# i want to gain my cockatiel's trust



## fructosefather (Sep 9, 2018)

i just recently got a cockatiel (i named him Pickle) from a local pet store. unfortunately, the employee there had no idea of the cockatiel's age or gender, (i regret not asking more questions) so i just assumed it was a he because of how small he was and the band being on his right foot. i asked my parents if i could take him to the vet for annual checkups and finding out the actual gender, but they were not willing to do so. 
it's been a week since he's been here and he's still very timid when i'm near him. however, he's been feeling more comfortable with eating while i'm in the room. i am able to feed seeds and other food through the cage bars but if i stick my finger in, he tends to bite me. he does hiss at me and back away into the back of the cage quite often when i stick my hand in the cage and change the food bowls out. sometimes he panics when i come near him, not all the time, but frequent flapping and climbing around the cage. other times, he chirps (or screams?) at random points in the day. from youtube videos i've seen it kind of sounds like a flock call.
i've tried to pay attention to his body language but most of the time, i don't really understand how he's feeling. i'm starting to worry if he's a not friendly bird or if he needs more time to get used to the environment. i sit by his cage every day while i do my work and sometimes i eat near him so he gets used to my presence, but even after doing all that he's still scared. 
please offer any advice or tips for me, i am a new bird owner and i want my bird to trust me and become friends with me. thank you.


----------



## Panther195 (Aug 30, 2018)

How long have you had him?


----------



## fructosefather (Sep 9, 2018)

i’ve had him for a week


----------



## Vickitiel (Oct 10, 2012)

Don't worry - your new 'tiel is still settling in to his new environment and this can make them skittish and frightened.

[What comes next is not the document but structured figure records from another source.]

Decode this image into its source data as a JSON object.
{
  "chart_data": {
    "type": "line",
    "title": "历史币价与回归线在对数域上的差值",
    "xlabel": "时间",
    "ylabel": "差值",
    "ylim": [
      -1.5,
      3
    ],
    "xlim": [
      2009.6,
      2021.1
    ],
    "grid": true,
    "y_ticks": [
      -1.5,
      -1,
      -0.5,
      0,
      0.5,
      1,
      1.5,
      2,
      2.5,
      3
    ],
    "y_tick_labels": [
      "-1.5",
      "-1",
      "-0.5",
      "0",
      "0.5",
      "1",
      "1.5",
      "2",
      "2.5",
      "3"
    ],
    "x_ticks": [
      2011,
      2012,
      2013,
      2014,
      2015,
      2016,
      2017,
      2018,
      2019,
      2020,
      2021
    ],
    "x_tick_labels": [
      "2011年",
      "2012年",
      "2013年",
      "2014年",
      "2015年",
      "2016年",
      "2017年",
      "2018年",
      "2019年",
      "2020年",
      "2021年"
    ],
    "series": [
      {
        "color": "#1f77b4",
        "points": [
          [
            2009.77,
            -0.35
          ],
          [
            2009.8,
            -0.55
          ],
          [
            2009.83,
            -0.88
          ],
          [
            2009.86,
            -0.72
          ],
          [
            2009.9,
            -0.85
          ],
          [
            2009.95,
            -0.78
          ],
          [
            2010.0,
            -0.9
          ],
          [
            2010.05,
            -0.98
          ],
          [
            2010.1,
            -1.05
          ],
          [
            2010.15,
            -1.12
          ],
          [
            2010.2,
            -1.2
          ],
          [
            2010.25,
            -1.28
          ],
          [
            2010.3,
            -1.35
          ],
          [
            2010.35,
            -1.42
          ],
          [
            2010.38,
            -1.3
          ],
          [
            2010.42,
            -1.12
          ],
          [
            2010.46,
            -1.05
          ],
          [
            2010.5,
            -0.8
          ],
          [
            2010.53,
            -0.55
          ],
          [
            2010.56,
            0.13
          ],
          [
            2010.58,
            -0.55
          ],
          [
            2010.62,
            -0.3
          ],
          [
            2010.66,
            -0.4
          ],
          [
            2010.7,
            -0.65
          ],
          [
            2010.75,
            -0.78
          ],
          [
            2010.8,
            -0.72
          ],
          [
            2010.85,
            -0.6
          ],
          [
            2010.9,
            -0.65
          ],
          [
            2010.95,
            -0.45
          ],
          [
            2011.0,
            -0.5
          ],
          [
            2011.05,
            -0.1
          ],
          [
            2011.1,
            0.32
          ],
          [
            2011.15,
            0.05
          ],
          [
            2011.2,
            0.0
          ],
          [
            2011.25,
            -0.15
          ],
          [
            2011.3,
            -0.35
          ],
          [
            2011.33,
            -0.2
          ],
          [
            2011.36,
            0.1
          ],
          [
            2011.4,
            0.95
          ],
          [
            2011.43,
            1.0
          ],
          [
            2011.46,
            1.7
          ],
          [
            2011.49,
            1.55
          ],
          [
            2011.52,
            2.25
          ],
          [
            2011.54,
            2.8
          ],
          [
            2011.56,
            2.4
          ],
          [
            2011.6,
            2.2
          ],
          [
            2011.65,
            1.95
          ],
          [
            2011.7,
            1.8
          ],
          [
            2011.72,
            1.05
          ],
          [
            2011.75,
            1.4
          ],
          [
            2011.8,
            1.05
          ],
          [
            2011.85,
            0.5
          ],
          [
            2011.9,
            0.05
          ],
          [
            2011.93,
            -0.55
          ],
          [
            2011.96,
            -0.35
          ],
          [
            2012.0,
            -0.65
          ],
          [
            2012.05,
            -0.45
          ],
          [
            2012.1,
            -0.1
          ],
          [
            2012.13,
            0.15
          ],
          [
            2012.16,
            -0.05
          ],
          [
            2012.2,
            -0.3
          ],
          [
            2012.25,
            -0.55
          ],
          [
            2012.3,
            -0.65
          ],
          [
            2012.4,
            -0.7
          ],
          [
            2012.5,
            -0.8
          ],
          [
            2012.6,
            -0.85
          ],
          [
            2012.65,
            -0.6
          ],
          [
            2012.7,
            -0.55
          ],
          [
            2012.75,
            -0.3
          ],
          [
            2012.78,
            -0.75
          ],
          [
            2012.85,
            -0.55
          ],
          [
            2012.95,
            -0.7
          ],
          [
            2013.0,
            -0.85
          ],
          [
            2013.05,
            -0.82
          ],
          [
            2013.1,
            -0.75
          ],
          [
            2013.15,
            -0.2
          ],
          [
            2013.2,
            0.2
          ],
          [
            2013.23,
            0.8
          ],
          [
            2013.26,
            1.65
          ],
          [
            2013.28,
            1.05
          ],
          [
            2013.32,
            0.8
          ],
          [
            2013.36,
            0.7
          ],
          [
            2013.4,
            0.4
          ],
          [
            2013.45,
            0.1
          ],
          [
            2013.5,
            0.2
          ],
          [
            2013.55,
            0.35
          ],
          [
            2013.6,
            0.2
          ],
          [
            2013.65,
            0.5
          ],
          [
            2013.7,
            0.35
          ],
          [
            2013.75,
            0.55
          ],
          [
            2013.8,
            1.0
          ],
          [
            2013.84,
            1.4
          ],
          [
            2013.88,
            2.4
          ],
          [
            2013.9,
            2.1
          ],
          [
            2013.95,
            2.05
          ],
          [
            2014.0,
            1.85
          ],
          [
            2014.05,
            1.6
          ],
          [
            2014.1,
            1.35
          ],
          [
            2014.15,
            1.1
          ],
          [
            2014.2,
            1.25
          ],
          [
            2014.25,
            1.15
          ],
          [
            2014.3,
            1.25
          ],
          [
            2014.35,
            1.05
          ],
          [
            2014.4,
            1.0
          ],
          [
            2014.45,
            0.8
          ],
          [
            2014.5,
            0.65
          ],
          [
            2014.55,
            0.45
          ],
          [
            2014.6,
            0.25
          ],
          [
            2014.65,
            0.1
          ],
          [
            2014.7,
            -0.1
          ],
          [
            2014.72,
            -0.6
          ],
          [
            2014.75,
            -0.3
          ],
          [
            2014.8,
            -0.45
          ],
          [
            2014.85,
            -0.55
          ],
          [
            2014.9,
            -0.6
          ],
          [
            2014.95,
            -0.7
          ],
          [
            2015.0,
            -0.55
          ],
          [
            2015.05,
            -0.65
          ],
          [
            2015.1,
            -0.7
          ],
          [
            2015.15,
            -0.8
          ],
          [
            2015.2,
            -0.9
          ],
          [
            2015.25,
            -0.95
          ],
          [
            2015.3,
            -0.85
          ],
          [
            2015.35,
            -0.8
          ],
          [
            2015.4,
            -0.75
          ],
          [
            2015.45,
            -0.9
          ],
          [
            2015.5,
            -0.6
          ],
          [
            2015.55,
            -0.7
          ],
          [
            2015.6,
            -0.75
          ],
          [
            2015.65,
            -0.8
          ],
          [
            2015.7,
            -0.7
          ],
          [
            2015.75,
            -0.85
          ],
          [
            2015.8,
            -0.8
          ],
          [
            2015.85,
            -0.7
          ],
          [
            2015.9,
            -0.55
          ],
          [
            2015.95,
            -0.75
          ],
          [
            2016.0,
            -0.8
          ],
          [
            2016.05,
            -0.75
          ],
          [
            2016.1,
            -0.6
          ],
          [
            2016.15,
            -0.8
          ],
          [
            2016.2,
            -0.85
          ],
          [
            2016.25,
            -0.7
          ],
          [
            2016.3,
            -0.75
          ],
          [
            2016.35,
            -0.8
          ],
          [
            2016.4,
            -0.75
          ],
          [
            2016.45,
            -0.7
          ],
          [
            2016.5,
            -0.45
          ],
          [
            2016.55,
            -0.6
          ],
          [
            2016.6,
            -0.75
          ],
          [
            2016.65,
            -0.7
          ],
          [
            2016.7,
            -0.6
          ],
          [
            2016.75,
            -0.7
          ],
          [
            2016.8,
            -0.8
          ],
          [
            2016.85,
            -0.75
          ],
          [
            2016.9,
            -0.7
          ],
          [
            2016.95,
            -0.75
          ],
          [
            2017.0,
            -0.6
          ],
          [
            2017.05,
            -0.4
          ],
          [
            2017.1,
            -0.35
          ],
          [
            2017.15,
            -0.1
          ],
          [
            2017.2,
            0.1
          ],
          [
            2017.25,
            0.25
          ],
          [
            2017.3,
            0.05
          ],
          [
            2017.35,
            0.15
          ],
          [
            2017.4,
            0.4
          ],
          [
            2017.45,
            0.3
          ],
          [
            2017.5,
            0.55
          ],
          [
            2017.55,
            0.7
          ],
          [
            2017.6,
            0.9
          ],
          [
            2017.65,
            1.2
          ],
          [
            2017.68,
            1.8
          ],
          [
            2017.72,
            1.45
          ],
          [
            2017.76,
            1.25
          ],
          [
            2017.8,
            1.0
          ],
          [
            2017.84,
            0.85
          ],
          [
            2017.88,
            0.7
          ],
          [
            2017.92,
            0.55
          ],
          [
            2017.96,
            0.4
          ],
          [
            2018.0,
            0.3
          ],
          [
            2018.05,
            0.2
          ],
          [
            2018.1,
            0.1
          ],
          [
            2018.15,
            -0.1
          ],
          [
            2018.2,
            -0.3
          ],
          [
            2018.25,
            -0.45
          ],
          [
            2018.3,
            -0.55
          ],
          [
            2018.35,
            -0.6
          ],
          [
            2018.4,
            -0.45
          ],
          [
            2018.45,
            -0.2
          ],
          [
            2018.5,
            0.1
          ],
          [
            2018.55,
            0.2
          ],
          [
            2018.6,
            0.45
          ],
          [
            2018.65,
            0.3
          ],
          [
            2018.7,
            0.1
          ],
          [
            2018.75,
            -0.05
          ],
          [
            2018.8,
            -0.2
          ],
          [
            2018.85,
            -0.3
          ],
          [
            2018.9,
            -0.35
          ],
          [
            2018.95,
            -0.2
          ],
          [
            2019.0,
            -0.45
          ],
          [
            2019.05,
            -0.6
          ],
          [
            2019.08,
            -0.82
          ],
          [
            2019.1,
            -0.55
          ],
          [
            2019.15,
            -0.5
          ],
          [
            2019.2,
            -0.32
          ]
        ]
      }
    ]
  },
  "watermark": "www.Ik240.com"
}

He will warm up to you eventually. You are doing a great job so far. Move your hands and fingers very slowly when you are near him, he should be less afraid and less likely to bite this way.

Here is a short thread with a bit of info about bringing a new bird home.

This Sticky article talks about food bribery, a great way to get your 'tiel to associate your hands/fingers with a positive experience.

This thread also has a few helpful tips.


----------



## fructosefather (Sep 9, 2018)

thank you so much, this was really helpful!!


----------



## Vickitiel (Oct 10, 2012)

You're welcome, I'm glad I could help, please don't hesitate to post about any other questions or concerns you have.


----------